Bug 503043

Summary: xm create fails to add vif PHYSDEV match rules for a domU with multiple network interfaces
Product: Red Hat Enterprise Linux 5 Reporter: Jiri Denemark <jdenemar>
Component: iptablesAssignee: Thomas Woerner <twoerner>
Status: CLOSED WONTFIX QA Contact: qe-baseos-daemons
Severity: medium Docs Contact:
Priority: medium    
Version: 5.4CC: jdenemar, tao, xen-maint
Target Milestone: rc   
Target Release: ---   
Hardware: All   
OS: Linux   
Whiteboard:
Fixed In Version: Doc Type: Bug Fix
Doc Text:
Story Points: ---
Clone Of: 460410 Environment:
Last Closed: 2013-03-22 13:39:47 UTC Type: ---
Regression: --- Mount Type: ---
Documentation: --- CRM:
Verified Versions: Category: ---
oVirt Team: --- RHEL 7.3 requirements from Atomic Host:
Cloudforms Team: --- Target Upstream Version:
Embargoed:

Description Jiri Denemark 2009-05-28 13:49:45 UTC 
+++ This bug was initially created as a clone of Bug #460410 +++

Description of problem:
When a domU is configured to have multiple network interfaces, it may fail to create the iptables rules to allow each of the domU's interfaces to bridge the dom0's firewall.

It seems to be a resources issue with iptables and the Xen scripts for networking - multiple network interfaces means that the iptables command is run in a very quick sequence or even concurrently to add vif PHYSDEV match rules resulting in resource contention.

Version-Release number of selected component (if applicable):


How reproducible:
A domU with 2 network interfaces I observed the problem 50% of the time.
A domU with 3 network interfaces I observed the problem 100% of the time 

Steps to Reproduce:
1. Set up a domU guest with more than one network interface - for example edit the /etc/xen/domuGuest  file and add line :
vif = [ '', '', '' ]

2. Start the domU with xm create 

  
Actual results:

After starting the domU we observe the iptables firewall rules :

ACCEPT     all  --  anywhere             anywhere            PHYSDEV match --physdev-in vif1.0
ACCEPT     all  --  anywhere             anywhere            PHYSDEV match --physdev-in vif1.1

And in the /var/log/messages we see:

iptables -A FORWARD -m physdev --physdev-in BLAH BLAH -j ACCEPT failed.
If you are using iptables, this may affect networking for guest domains.
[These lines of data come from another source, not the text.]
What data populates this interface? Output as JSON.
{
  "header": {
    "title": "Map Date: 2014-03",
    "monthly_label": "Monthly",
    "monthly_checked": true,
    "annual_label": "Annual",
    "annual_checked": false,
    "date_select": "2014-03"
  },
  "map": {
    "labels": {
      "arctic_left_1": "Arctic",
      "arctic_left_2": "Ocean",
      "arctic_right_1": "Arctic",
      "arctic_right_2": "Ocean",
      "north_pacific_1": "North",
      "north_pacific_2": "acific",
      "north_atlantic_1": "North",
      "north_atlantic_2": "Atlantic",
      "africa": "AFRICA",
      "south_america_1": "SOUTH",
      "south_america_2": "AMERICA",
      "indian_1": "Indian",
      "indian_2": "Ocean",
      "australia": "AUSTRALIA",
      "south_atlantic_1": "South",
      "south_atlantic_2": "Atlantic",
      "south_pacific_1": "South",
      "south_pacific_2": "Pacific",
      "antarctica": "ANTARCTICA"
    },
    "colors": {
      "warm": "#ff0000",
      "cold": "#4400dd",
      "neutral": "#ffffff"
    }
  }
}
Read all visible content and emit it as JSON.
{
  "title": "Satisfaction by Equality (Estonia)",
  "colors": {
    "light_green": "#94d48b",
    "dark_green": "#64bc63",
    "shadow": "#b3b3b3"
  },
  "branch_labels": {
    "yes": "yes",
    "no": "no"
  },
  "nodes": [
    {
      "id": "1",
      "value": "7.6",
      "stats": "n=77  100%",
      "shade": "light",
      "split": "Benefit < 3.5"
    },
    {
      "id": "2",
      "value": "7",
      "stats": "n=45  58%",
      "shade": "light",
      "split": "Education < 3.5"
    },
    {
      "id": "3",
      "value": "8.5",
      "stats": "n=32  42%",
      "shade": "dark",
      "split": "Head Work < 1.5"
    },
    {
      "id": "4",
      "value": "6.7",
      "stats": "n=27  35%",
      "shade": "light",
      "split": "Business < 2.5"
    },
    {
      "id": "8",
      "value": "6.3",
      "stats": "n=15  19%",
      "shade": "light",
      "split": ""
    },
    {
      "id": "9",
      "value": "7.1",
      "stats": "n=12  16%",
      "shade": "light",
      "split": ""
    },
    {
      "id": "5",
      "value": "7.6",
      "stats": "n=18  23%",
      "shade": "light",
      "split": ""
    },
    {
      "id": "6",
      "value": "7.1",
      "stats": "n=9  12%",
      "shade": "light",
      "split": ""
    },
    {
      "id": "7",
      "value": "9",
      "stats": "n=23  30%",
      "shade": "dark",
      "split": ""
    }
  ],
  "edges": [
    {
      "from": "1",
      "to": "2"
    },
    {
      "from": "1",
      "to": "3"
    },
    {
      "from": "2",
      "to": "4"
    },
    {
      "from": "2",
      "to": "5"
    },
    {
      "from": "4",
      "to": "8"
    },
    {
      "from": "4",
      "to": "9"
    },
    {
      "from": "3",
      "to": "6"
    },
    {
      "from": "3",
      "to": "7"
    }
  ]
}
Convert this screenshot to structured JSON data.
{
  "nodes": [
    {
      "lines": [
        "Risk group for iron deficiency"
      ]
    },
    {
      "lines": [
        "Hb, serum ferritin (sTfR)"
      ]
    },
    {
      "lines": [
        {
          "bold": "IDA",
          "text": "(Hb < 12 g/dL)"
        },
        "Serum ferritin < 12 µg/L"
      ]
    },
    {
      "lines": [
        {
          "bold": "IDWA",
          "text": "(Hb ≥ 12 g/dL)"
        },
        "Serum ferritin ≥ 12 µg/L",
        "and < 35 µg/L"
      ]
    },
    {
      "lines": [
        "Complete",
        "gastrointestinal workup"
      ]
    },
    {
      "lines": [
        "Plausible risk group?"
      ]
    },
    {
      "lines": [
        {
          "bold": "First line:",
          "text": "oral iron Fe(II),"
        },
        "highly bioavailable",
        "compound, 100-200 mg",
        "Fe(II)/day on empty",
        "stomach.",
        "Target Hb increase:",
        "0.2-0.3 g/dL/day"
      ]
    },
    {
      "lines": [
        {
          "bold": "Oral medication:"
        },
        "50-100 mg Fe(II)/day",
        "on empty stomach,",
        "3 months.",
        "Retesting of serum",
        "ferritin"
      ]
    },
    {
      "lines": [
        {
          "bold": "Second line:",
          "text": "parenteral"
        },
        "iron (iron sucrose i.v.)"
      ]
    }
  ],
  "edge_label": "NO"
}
If we strace the iptables command itself we see:

5087  setsockopt(3, SOL_IP, 0x40 /* IP_??? */, "filter.., 3840) = -1 EAGAIN (Resource temporarily unavailable)
5087  write(2, "iptables: Unknown error 18446744073709551615n", 45) = 45
5087  exit_group(1)                     = ?

Expected results:
We should see the xm create command for the domU run completely, create the domain and the PHYSDEV match rules for each vif should be present. Also no errors in /var/log/messages  

Additional info:

A patch to resolve the problem is attached. I adds a simple locking mechanism around the iptables command as it is run by the xen network scripts. It ensures that the iptables commands are  run one at a time.

--- Additional comment from mkearey on 2008-08-28 01:40:32 EDT ---

Created an attachment (id=315173)
patch to resolve iptables contention in xen network scripts

--- Additional comment from jdenemar on 2009-05-27 12:34:33 EDT ---

It's actually a bug in iptables, IMHO. If you run something like

for ((i=0;i<100;i++)); do iptables -A FORWARD -m physdev --physdev-in vif7.$i -j ACCEPT & done

quite a few of the calls will fail. Should we clone this bug for iptables?

Anyway we can easily workaround it by serializing iptables calls...

--- Additional comment from jdenemar on 2009-05-27 12:42:11 EDT ---

Created an attachment (id=345650)
Serialize iptables calls in hotplug scripts
Comment 1 Thomas Woerner 2013-03-22 13:39:47 UTC 
Concurrent ip*tables and ebtables calls will lead to resource temporarily unavailable. All of these calls need to be serialized. Closing AS WONTFIX.